[Sound of Silence]
SAMPLE

 

「――……っ!」
 と、そこで目が覚めた。跳ね起きて大きく息をつく。真木は額に手をやった。汗で掌が濡れる。
 大丈夫、これは夢だ。
 自分にそんな事は起こらなかった。夢の少年は自分ではない。
 あの少年は……彼は。
 そこまで思考が回ったところで慌てて傍らを見やる。そこには目を大きく見開いたまま微動だにしない兵部の姿があった。
「少佐、」
 咄嗟にその肩を掴んで揺らしていた。目は開いているが彼の意識はまだ夢の中だ。真木が見た夢のその続きを彼は見ている。
 ……自分が撃たれるその瞬間までを。
「しょう、さ」
 ――ガシャンと音がしてサイドテーブルの上のグラスが割れた。だが破片は重力の支配を受けず、それ自身に意思があるかのように部屋中を飛び回る。拍子にちりっとした鋭い痛みを背中に感じたがそれどころではない。
「少佐、……少佐、目を覚ましてください!」
「――……っ、」
 何度か肩を揺らして、それでも兵部からの反応はない。咄嗟に強く頬を叩く。
 ……と、もう一度破壊音が響いた。
 今度は天井の蛍光灯だ。
 頭上から降ってくる細かい破片に真木は能力を発動させた。元から長い髪が更に伸び、翼の形態を作る。それを大きく広げれば自分の下に引き込んだ身体を破片から守るくらいの事は可能だ。
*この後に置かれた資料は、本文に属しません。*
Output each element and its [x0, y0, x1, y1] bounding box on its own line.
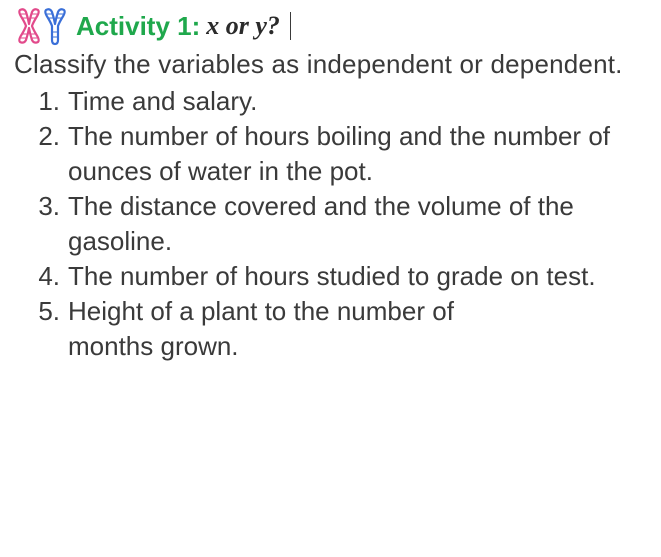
text-cursor-icon	[290, 12, 292, 40]
item-number: 3.	[30, 189, 60, 224]
item-number: 5.	[30, 294, 60, 329]
item-text-line2: months grown.	[68, 329, 647, 364]
xy-chromosome-icon	[14, 6, 70, 46]
list-item: 5. Height of a plant to the number of mo…	[64, 294, 647, 364]
worksheet-page: Activity 1: x or y? Classify the variabl…	[0, 0, 661, 375]
item-text: The distance covered and the volume of t…	[68, 191, 574, 256]
list-item: 1. Time and salary.	[64, 84, 647, 119]
header-row: Activity 1: x or y?	[14, 6, 647, 46]
item-text: The number of hours studied to grade on …	[68, 261, 596, 291]
list-item: 3. The distance covered and the volume o…	[64, 189, 647, 259]
instruction-text: Classify the variables as independent or…	[14, 48, 647, 82]
item-text: Time and salary.	[68, 86, 257, 116]
list-item: 2. The number of hours boiling and the n…	[64, 119, 647, 189]
question-list: 1. Time and salary. 2. The number of hou…	[14, 84, 647, 365]
item-number: 1.	[30, 84, 60, 119]
item-text-line1: Height of a plant to the number of	[68, 296, 454, 326]
activity-label: Activity 1:	[76, 11, 200, 42]
item-number: 2.	[30, 119, 60, 154]
list-item: 4. The number of hours studied to grade …	[64, 259, 647, 294]
activity-title: x or y?	[206, 11, 280, 41]
item-number: 4.	[30, 259, 60, 294]
item-text: The number of hours boiling and the numb…	[68, 121, 610, 186]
 と、不意に空気の圧が変わった。ガラス同士が当たるカシャという微かな音とともに風が瞬間だけ渦巻き、そしてすぐに消える。
 身構えていたもののいっこうにガラスが降ってこない理由に気づいた真木は腕の中へと眼差しを向けた。
「少佐、大丈夫ですか?」
「……ごめん、ちょっと混乱しちゃったみたいだ」
 思ったよりもしっかりした声が返ったことにほっとする。
「問題はありません」
 すぐ傍にいたために兵部の無意識の精神感応能力でその夢が真木にも伝わってしまったのだ。夢の共有はさすがに初めてだが、夢に魘される姿を目前にする事は何度もあるから、こんな事態はそう驚く事でもない。
「僕は、……何か言っていた?」
「いいえ、何も。……魘されていたので起こしただけです」
 探るような視線に真木は首を横に振った。兵部には接触精神感応能力もある。その気になれば彼はこちらの思考など容易に見通す事が出来るから今のが嘘だなんてすぐに判る。だが今はその気力もないらしく、兵部は真木の腕の中で懸命に大きく呼吸を繰り返しているだけだ。
「……夢だって判ってるはずなのにな」
 ぽつりと呟かれる。
「どうして途中で抜け出せないんだろう」
「それは……」
 言いかけて、だが途中で真木は口を噤んだ。
 初めて共有した夢の中で、少年はとても幸せそうだった。
 敵の戦闘機にも人間が乗っているのだという事なんか考えもつかないほどに無造作にそれを撃ち落とし、そして小さな手をいっぱいに広げて自分の戦艦を守った。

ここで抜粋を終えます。